WASHINGTON — John Stagliano's attorneys have asked a federal judge to require jurors view each of the DVDs and video clips as charged in his obscenity indictment.

Stagliano and his companies — Evil Angel Productions Inc. and John Stagliano Inc. — were indicted on charges ranging from illegal possession and distribution to the sale of obscene materials.

The Evil Angel founder faces up to 32 years in federal prison for distributing "Milk Nymphos, " "Storm Squirters 2: Target Practice" and a promotional video for similar material on his website.

His attorneys, in a pretrial motion Friday to U.S. District Judge Richard Leon, claim that Stagliano's due process and 1st Amendment rights are in jeopardy if the jurors aren't able to see the videos taken "as a whole" as interpreted by the U.S. Supreme Court in Miller vs. California and its progeny.

Federal prosecutors, according to court motions, are seeking permission to show a portion of each video to the jury in open court, rather than show the jury the entire bodies of work.
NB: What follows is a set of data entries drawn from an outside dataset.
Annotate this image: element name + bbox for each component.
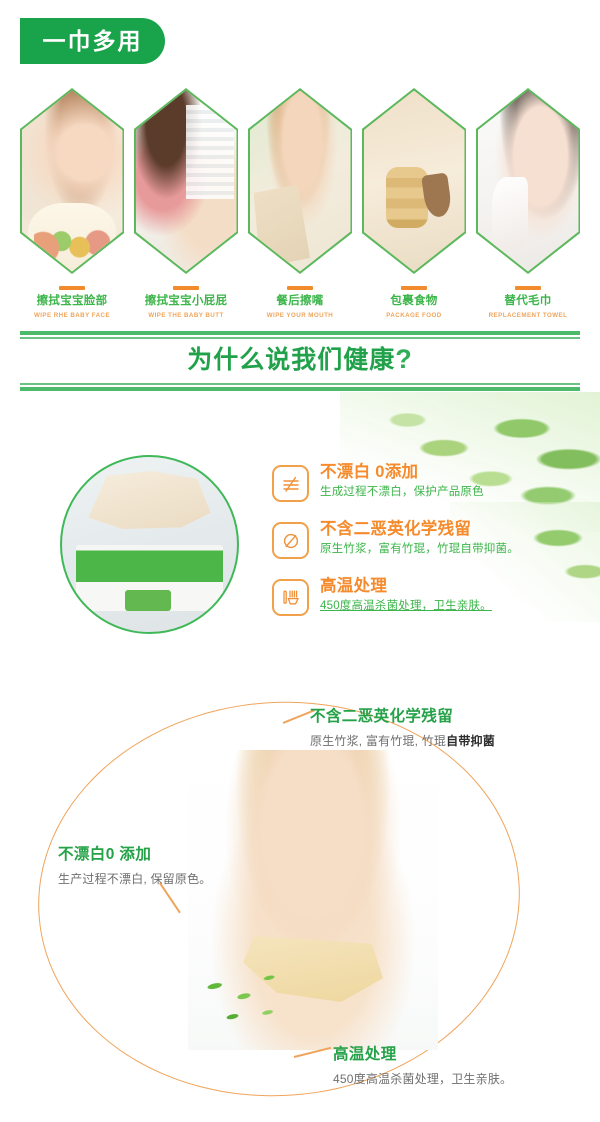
feature-list: 不漂白 0添加 生成过程不漂白，保护产品原色 不含二恶英化学残留 原生竹浆，富有…	[272, 462, 592, 633]
hexagon-clip	[364, 91, 465, 272]
callout-subtitle: 生产过程不漂白, 保留原色。	[58, 870, 211, 887]
callout-high-temp: 高温处理 450度高温杀菌处理，卫生亲肤。	[333, 1042, 512, 1087]
feature-title: 不漂白 0添加	[320, 463, 484, 482]
use-photo-row	[20, 88, 580, 278]
callout-subtitle-bold: 自带抑菌	[446, 734, 495, 748]
feature-title: 高温处理	[320, 577, 492, 596]
dash-icon	[173, 286, 199, 290]
hexagon-clip	[22, 91, 123, 272]
callout-subtitle-normal: 450度高温杀菌处理，卫生亲肤。	[333, 1072, 512, 1086]
use-photo-cell	[362, 88, 466, 278]
feature-text: 不含二恶英化学残留 原生竹浆，富有竹琨，竹琨自带抑菌。	[320, 519, 519, 557]
divider-top	[20, 331, 580, 339]
dash-icon	[287, 286, 313, 290]
brand-logo-decor	[125, 590, 171, 611]
feature-subtitle: 原生竹浆，富有竹琨，竹琨自带抑菌。	[320, 542, 519, 557]
dash-icon	[401, 286, 427, 290]
feature-item: 高温处理 450度高温杀菌处理，卫生亲肤。	[272, 576, 592, 616]
cookies-photo	[364, 91, 465, 272]
product-detail-page: 一巾多用	[0, 0, 600, 1122]
use-caption: 替代毛巾 REPLACEMENT TOWEL	[476, 286, 580, 319]
use-caption-cn: 餐后擦嘴	[248, 295, 352, 309]
use-caption-cn: 擦拭宝宝小屁屁	[134, 295, 238, 309]
feature-subtitle: 450度高温杀菌处理，卫生亲肤。	[320, 599, 492, 614]
use-caption-en: REPLACEMENT TOWEL	[476, 312, 580, 319]
dash-icon	[59, 286, 85, 290]
callout-subtitle-normal: 原生竹浆, 富有竹琨, 竹琨	[310, 734, 446, 748]
baby-face-photo	[22, 91, 123, 272]
dash-icon	[515, 286, 541, 290]
use-caption: 餐后擦嘴 WIPE YOUR MOUTH	[248, 286, 352, 319]
hexagon-clip	[478, 91, 579, 272]
section-header-uses: 一巾多用	[0, 18, 600, 64]
feature-subtitle-underlined: 450度高温杀菌处理，卫生亲肤。	[320, 600, 492, 612]
hexagon-clip	[136, 91, 237, 272]
tissue-sheet-decor	[83, 471, 216, 552]
use-caption-row: 擦拭宝宝脸部 WIPE RHE BABY FACE 擦拭宝宝小屁屁 WIPE T…	[20, 286, 580, 319]
feature-item: 不含二恶英化学残留 原生竹浆，富有竹琨，竹琨自带抑菌。	[272, 519, 592, 559]
use-photo-cell	[20, 88, 124, 278]
question-mark-icon: ?	[395, 344, 413, 374]
use-caption-cn: 替代毛巾	[476, 295, 580, 309]
callout-title: 高温处理	[333, 1042, 512, 1064]
hexagon-frame	[20, 88, 124, 274]
divider-thin-line	[20, 383, 580, 385]
use-caption-en: PACKAGE FOOD	[362, 312, 466, 319]
callout-title: 不含二恶英化学残留	[310, 704, 495, 726]
hexagon-frame	[248, 88, 352, 274]
thermometer-icon	[272, 579, 309, 616]
page-title-text: 为什么说我们健康	[187, 346, 395, 374]
callout-dioxin: 不含二恶英化学残留 原生竹浆, 富有竹琨, 竹琨自带抑菌	[310, 704, 495, 749]
use-caption-cn: 包裹食物	[362, 295, 466, 309]
use-caption: 擦拭宝宝小屁屁 WIPE THE BABY BUTT	[134, 286, 238, 319]
use-photo-cell	[134, 88, 238, 278]
callout-subtitle-normal: 生产过程不漂白, 保留原色。	[58, 872, 211, 886]
use-photo-cell	[248, 88, 352, 278]
child-mouth-photo	[250, 91, 351, 272]
use-caption: 擦拭宝宝脸部 WIPE RHE BABY FACE	[20, 286, 124, 319]
hexagon-frame	[134, 88, 238, 274]
baby-diaper-photo	[136, 91, 237, 272]
circle-slash-icon	[272, 522, 309, 559]
hexagon-frame	[362, 88, 466, 274]
page-title: 为什么说我们健康?	[0, 340, 600, 376]
callout-subtitle: 原生竹浆, 富有竹琨, 竹琨自带抑菌	[310, 732, 495, 749]
banner-title: 一巾多用	[43, 30, 143, 53]
use-caption-en: WIPE RHE BABY FACE	[20, 312, 124, 319]
feature-text: 不漂白 0添加 生成过程不漂白，保护产品原色	[320, 462, 484, 500]
callout-section: 不含二恶英化学残留 原生竹浆, 富有竹琨, 竹琨自带抑菌 不漂白0 添加 生产过…	[0, 690, 600, 1122]
hexagon-frame	[476, 88, 580, 274]
feature-subtitle: 生成过程不漂白，保护产品原色	[320, 485, 484, 500]
use-photo-cell	[476, 88, 580, 278]
divider-bottom	[20, 383, 580, 391]
feature-item: 不漂白 0添加 生成过程不漂白，保护产品原色	[272, 462, 592, 502]
product-photo	[60, 455, 239, 634]
divider-thick-line	[20, 387, 580, 391]
use-caption: 包裹食物 PACKAGE FOOD	[362, 286, 466, 319]
not-equal-icon	[272, 465, 309, 502]
use-caption-en: WIPE THE BABY BUTT	[134, 312, 238, 319]
divider-thin-line	[20, 337, 580, 339]
hexagon-clip	[250, 91, 351, 272]
divider-thick-line	[20, 331, 580, 335]
callout-subtitle: 450度高温杀菌处理，卫生亲肤。	[333, 1070, 512, 1087]
use-caption-en: WIPE YOUR MOUTH	[248, 312, 352, 319]
callout-no-bleach: 不漂白0 添加 生产过程不漂白, 保留原色。	[58, 842, 211, 887]
callout-title: 不漂白0 添加	[58, 842, 211, 864]
banner-pill: 一巾多用	[20, 18, 165, 64]
use-caption-cn: 擦拭宝宝脸部	[20, 295, 124, 309]
shirt-print-decor	[34, 228, 111, 261]
feature-title: 不含二恶英化学残留	[320, 520, 519, 539]
woman-face-photo	[478, 91, 579, 272]
feature-text: 高温处理 450度高温杀菌处理，卫生亲肤。	[320, 576, 492, 614]
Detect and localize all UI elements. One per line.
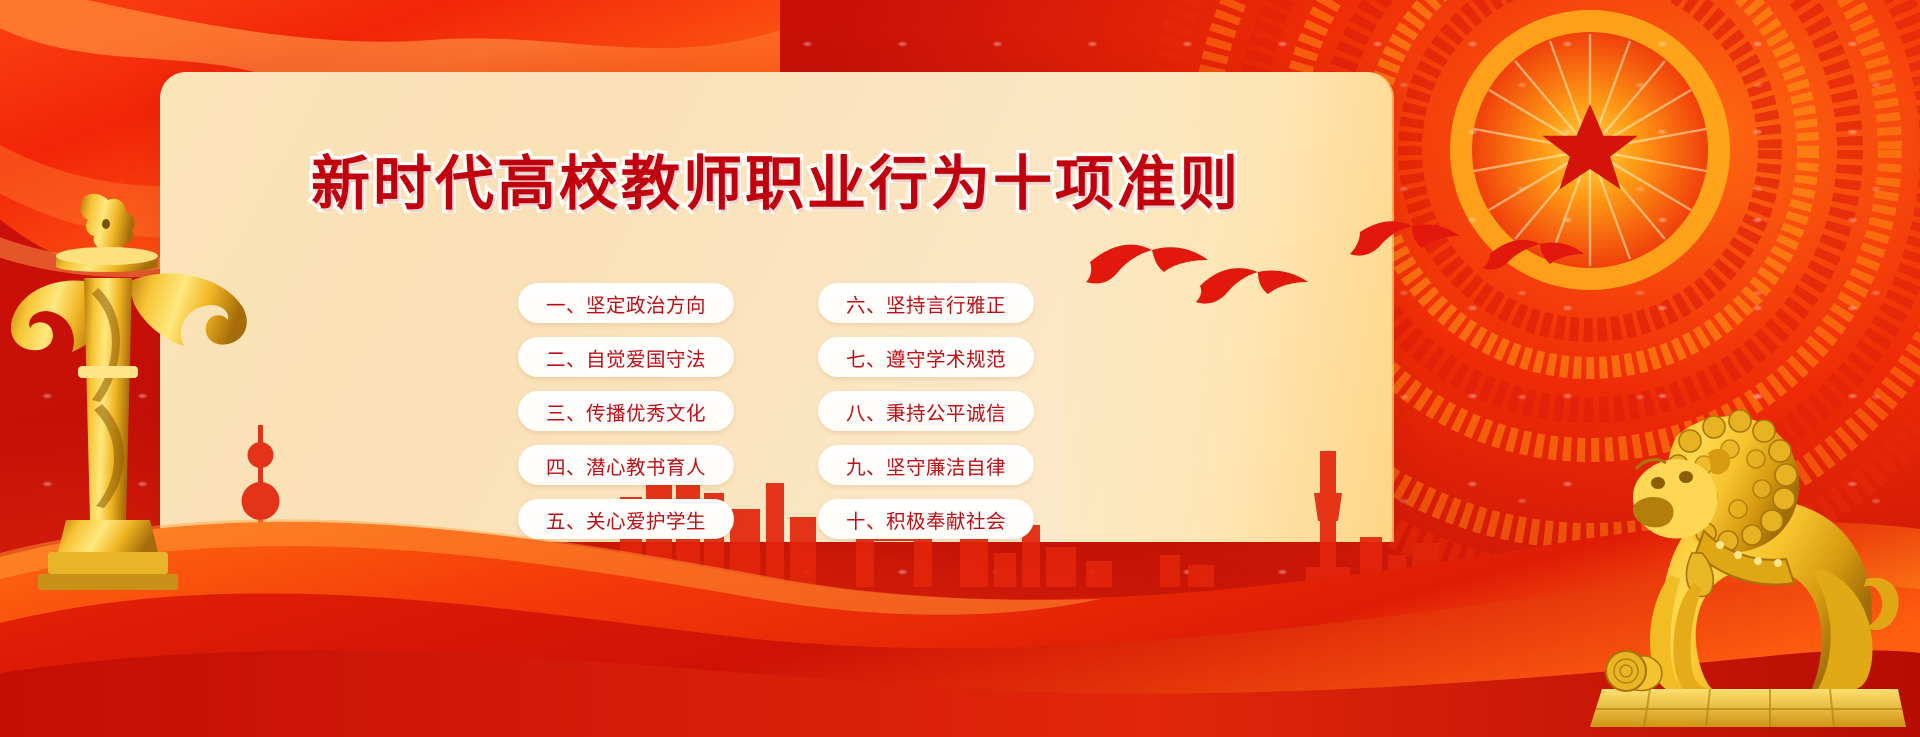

They are proposing to allow the case agent to present oral summaries of the videos and to read aloud the films’ descriptions from the Evil Angel website.

Stagliano attorneys say they don't object to the case agent reading the films’ descriptions from the site but object to allowing the government to only play portions of each film.

Stagliano attorneys also answered prosecutors' contention that in the interest of judicial economy his attorneys could show more of the videos upon cross-examination.

"With all due respect to the government and to the interests of the jury and the court, it is submitted that when balanced against the potential loss of liberty and other significant consequences associated with a criminal trial, the loss of a few hours of time spent watching these films and the 'unnecessary embarrassment' of having the jurors and others watch these films in their entirety in open court must give way," Stagliano attorneys wrote.

Stagliano's counsel further said that alleviating the government's burden to convict Stagliano would "potentially open up the possibility of a mistrial and unnecessary appeals."

Staliano's trial is slated to begin July 7 in Washington.